Comment 7 for bug 2031367

Revision history for this message
dann frazier (dannf) wrote (last edit ): Re: No video output from discrete GPU (DGX Station A100)

Thank you for the sosreport... let's see here...

# dmesg shows you are booted on the correct kernel:
$ head -1 ./sos_commands/kernel/dmesg
[ 0.000000] Linux version 5.15.0-1030-nvidia (buildd@bos03-amd64-047) (gcc (Ubuntu 11.3.0-1ubuntu1~22.04.1) 11.3.0, GNU ld (GNU Binutils for Ubuntu) 2.38) #30-Ubuntu SMP Tue Jul 18 19:22:42 UTC 2023 (Ubuntu 5.15.0-1030.30-nvidia 5.15.111)
$

# great.

# But there's no nvidia module loaded:
$ grep nvidia lsmod
$

# weird.

# You do have the correct metapackage for the nvidia modules installed:
$ grep linux-modules-nvidia-535-server-nvidia ./sos_commands/dpkg/dpkg_-l
ii linux-modules-nvidia-535-server-nvidia 5.15.0-1029.29+1 amd64 Extra drivers for nvidia-535-server for the nvidia flavour

# But.. why is it version 5.15.0-*1029*.29+1, and not 1030? That means you have an nvidia driver for the wrong kernel version, which explains this result. What could have caused that? Was the archive out of sync?

# According to Launchpad, the 1030 nvidia modules were released to jammy-updates on 2023-08-14 07:39:06 UTC :
# https://launchpad.net/ubuntu/+source/linux-restricted-modules-nvidia/+publishinghistory

# The 1030 kernel was released at the same time:
# 2023-08-14 07:39:06 UTC

# So if one was available, both should've been available.

# And indeed, your system sees that the modules for 1030 are currently available.
# From ./sos_commands/apt/apt-cache_policy_details :

linux-modules-nvidia-535-server-nvidia:
  Installed: 5.15.0-1029.29+1
  Candidate: 5.15.0-1030.30+1
  Version table:
     5.15.0-1030.30+1 500
        500 http://us.archive.ubuntu.com/ubuntu jammy-updates/restricted amd64 Packages
 *** 5.15.0-1029.29+1 500
        500 http://security.ubuntu.com/ubuntu jammy-security/restricted amd64 Packages
        100 /var/lib/dpkg/status

# But the sosreport was collected after the install, so maybe it did not become available until later.

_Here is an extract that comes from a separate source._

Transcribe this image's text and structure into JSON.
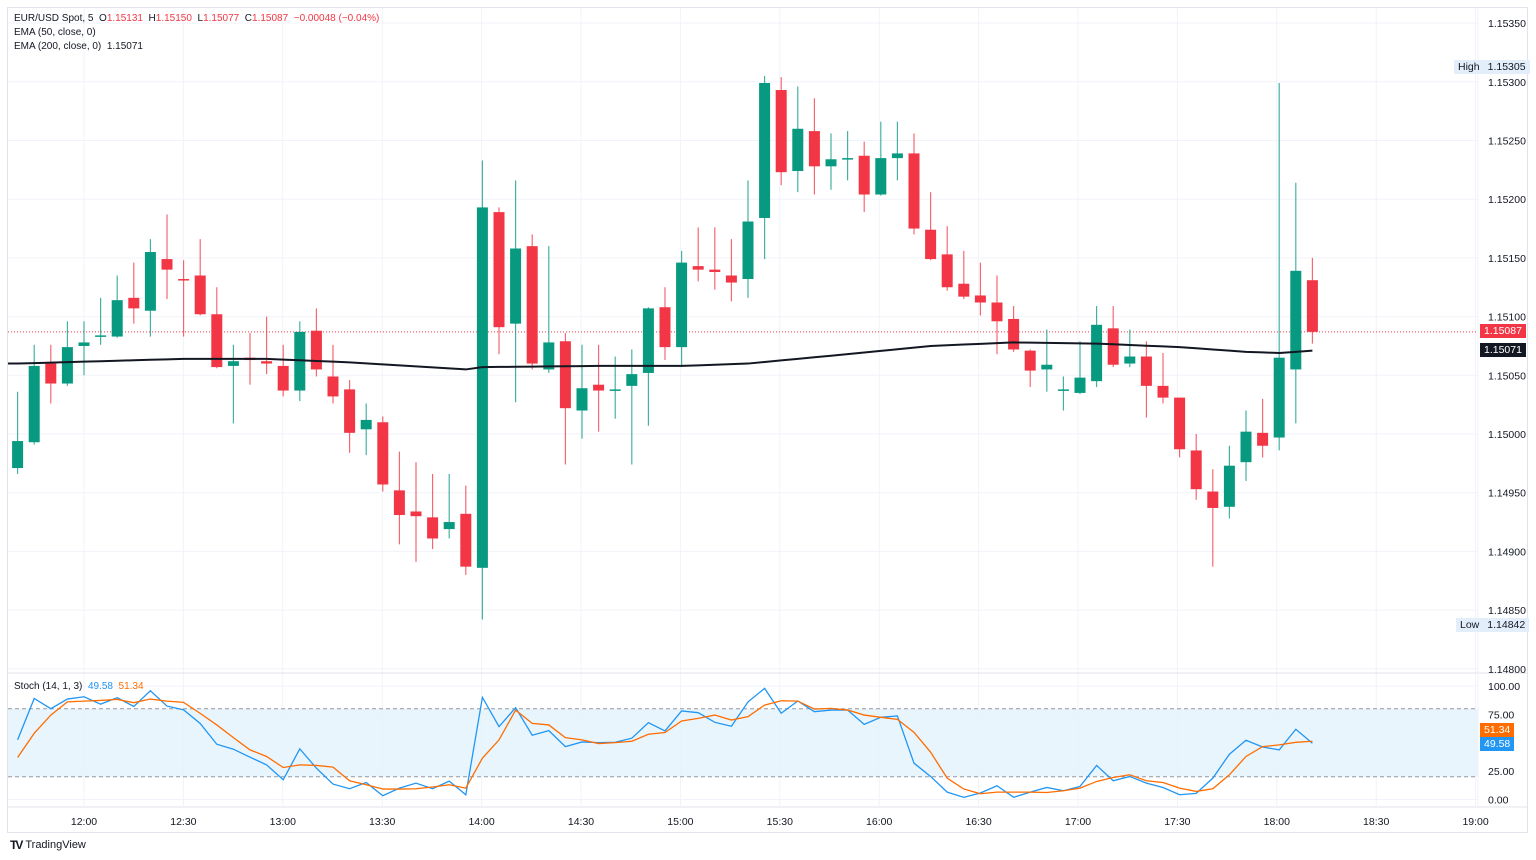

# The command you ran looks correct (from var/log/auth.log):
Aug 14 03:45:39 u-DGX-Station-A100-920-23487-2531-000 sudo: u : TTY=pts/2 ; PWD=/home/u ; USER=root ; COMMAND=/usr/bin/apt install nvidia-utils-535-server nvidia-kernel-source-535-server linux-modules-nvidia-535-server-nvidia nvidia-fabricmanager-535 nvidia-driver-535-server

# And if I run it now in a fresh VM, it does the right thing:

$ sudo apt install nvidia-utils-535-server nvidia-kernel-source-535-server linux-modules-nvidia-535-server-nvidia nvidia-fabricmanager-535 nvidia-driver-535-server --dry-run | grep linux-modules-nvidia

WARNING: apt does not have a stable CLI interface. Use with caution in scripts.

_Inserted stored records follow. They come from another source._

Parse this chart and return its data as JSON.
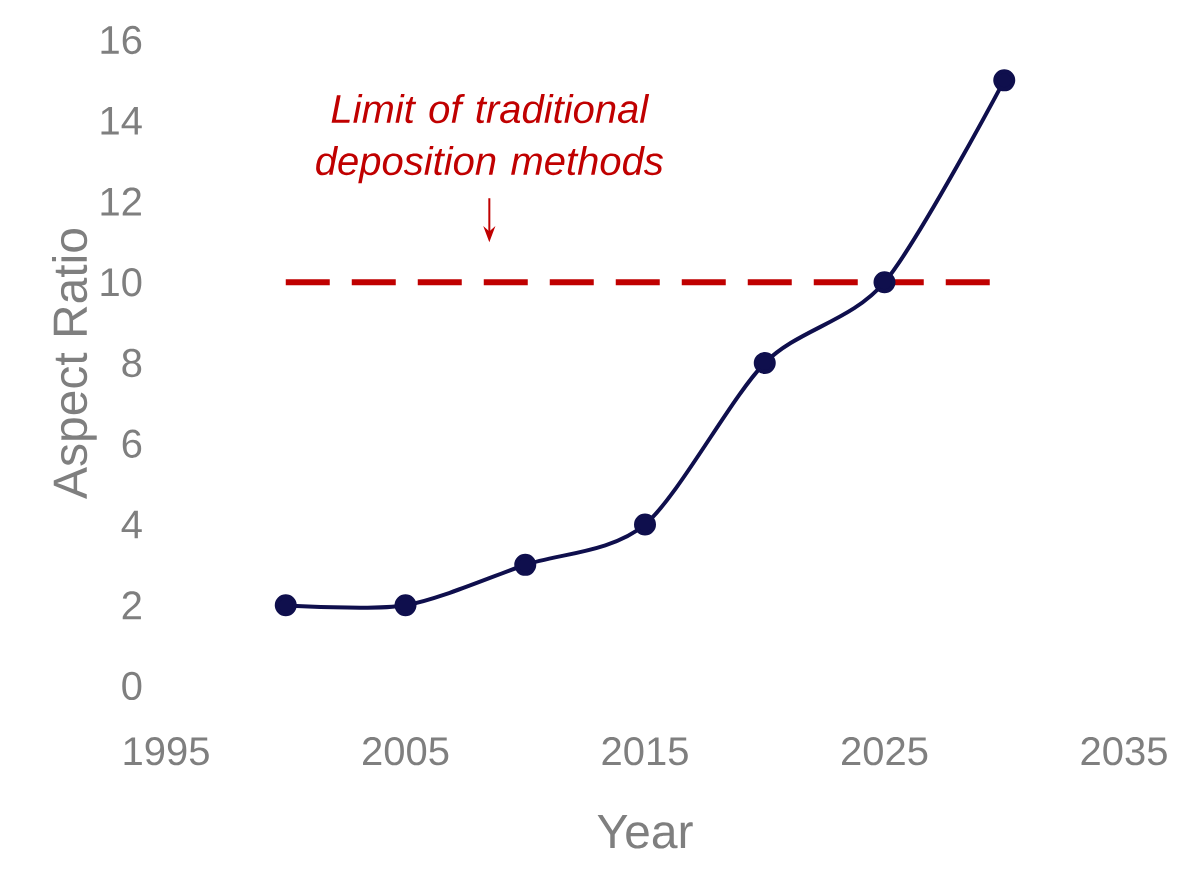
{
  "chart_data": {
    "type": "line",
    "xlabel": "Year",
    "ylabel": "Aspect Ratio",
    "x": [
      2000,
      2005,
      2010,
      2015,
      2020,
      2025,
      2030
    ],
    "series": [
      {
        "color": "#0f0f4d",
        "values": [
          2,
          2,
          3,
          4,
          8,
          10,
          15
        ]
      }
    ],
    "marker": "circle",
    "line_style": "solid",
    "xlim": [
      1995,
      2035
    ],
    "xticks": [
      1995,
      2005,
      2015,
      2025,
      2035
    ],
    "ylim": [
      0,
      16
    ],
    "yticks": [
      0,
      2,
      4,
      6,
      8,
      10,
      12,
      14,
      16
    ],
    "ref_lines": [
      {
        "axis": "y",
        "value": 10,
        "color": "#c00000",
        "line_style": "dashed"
      }
    ],
    "annotations": [
      {
        "text": "Limit of traditional deposition methods",
        "x": 2008.5,
        "y": 10
      }
    ]
  }
}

  linux-modules-nvidia-535-server-5.15.0-1030-nvidia
  linux-modules-nvidia-535-server-5.15.0-1030-nvidia
  linux-modules-nvidia-535-server-nvidia
Inst linux-modules-nvidia-535-server-5.15.0-1030-nvidia (5.15.0-1030.30+1 Ubuntu:22.04/jammy-updates [amd64])
Inst linux-modules-nvidia-535-server-nvidia (5.15.0-1030.30+1 Ubuntu:22.04/jammy-updates [amd64])
Conf linux-modules-nvidia-535-server-5.15.0-1030-nvidia (5.15.0-1030.30+1 Ubuntu:22.04/jammy-updates [amd64])
Conf linux-modules-nvidia-535-server-nvidia (5.15.0-1030.30+1 Ubuntu:22.04/jammy-updates [amd64])

# My only theory is that, maybe, you happened to run an `apt update` in a weird situation where the Packages file for main (where linux-nvidia lives) was ahead of the Packages file for restricted (where linux-modules-nvidia-535-server-nvidia lives) on your mirror. I suspect that if you ran `sudo apt update; sudo apt dist-upgrade` and rebooted, your discrete video would recover.